La déclaration des revenus tirés de ces placements numériques devient stratégique, notamment pour ceux qui ne sont pas soumis à l’impôt sur le revenu. Plusieurs cases à cocher peuvent faire toute la différence sur le montant final à payer au fisc.
Deux modes d’imposition au choix pour les investisseurs
Les personnes qui réalisent des bénéfices sur leurs cryptoactifs disposent maintenant de deux options fiscales distinctes. Auparavant, tout gain dépassant 305 euros subissait automatiquement le prélèvement forfaitaire unique de 30%.
Ce dispositif, également appelé flat tax, combine 12,8% d’impôt sur le revenu et 17,2% de contributions sociales. Mais cette règle a évolué avec l’année 2023.
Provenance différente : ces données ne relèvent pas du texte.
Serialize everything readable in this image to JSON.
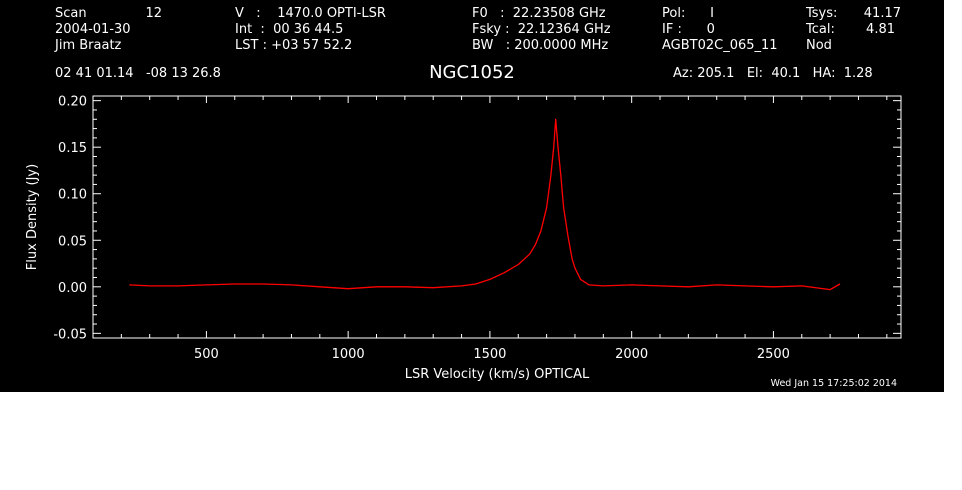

La fin de l’application systématique du PFU
Depuis le 1er janvier 2023, les bénéfices ne sont plus automatiquement taxés selon la flat tax. Les contribuables peuvent désormais choisir entre ce prélèvement forfaitaire unique ou le barème progressif classique de l’impôt sur le revenu.
Cette modification s’appliquera lors de la déclaration 2026 portant sur les revenus de l’année 2025. Elle offre une opportunité d’optimisation fiscale selon la situation personnelle de chacun.
Quelle stratégie adopter selon votre situation fiscale
Les personnes non imposables peuvent profiter d’un avantage considérable : en cas de plus-value, elles ne paieront que 17,2% de prélèvements sociaux, contre 30% avec la flat tax.
Cette option nécessite toutefois de bien remplir les documents adéquats auprès de l’administration fiscale.
Les formulaires à compléter impérativement
Quand un investisseur convertit ses actifs numériques en euros, il doit compléter le formulaire 2086. Ce document détaille les cessions réalisées durant l’année fiscale concernée.
Le montant calculé doit ensuite être reporté sur la déclaration de revenus principale, le formulaire 2042. Plusieurs cases spécifiques existent selon la nature du résultat obtenu.
Le rôle crucial des cases 3AN, 3BN et 3CN
La case 3AN accueille les plus-values réalisées lors de la vente de cryptomonnaies. À l’inverse, la case 3BN permet de déclarer les moins-values éventuelles.
Ces informations sont essentielles pour établir le montant des gains nets imposables.
La case 3CN : l’option fiscale déterminante
La case 3CN représente un choix stratégique majeur. En la cochant, le contribuable opte pour l’imposition selon le barème progressif de l’impôt sur le revenu, et non pour la flat tax.
Si cette case reste vide, la taxation s’effectue automatiquement via le prélèvement forfaitaire unique de 30%. Les contribuables non imposables ont donc tout intérêt à cocher cette option.
Son fonctionnement s’apparente à la case 2OP utilisée pour les placements bancaires classiques. Elle permet d’éviter de payer un impôt sur le revenu alors qu’on n’y est pas assujetti normalement.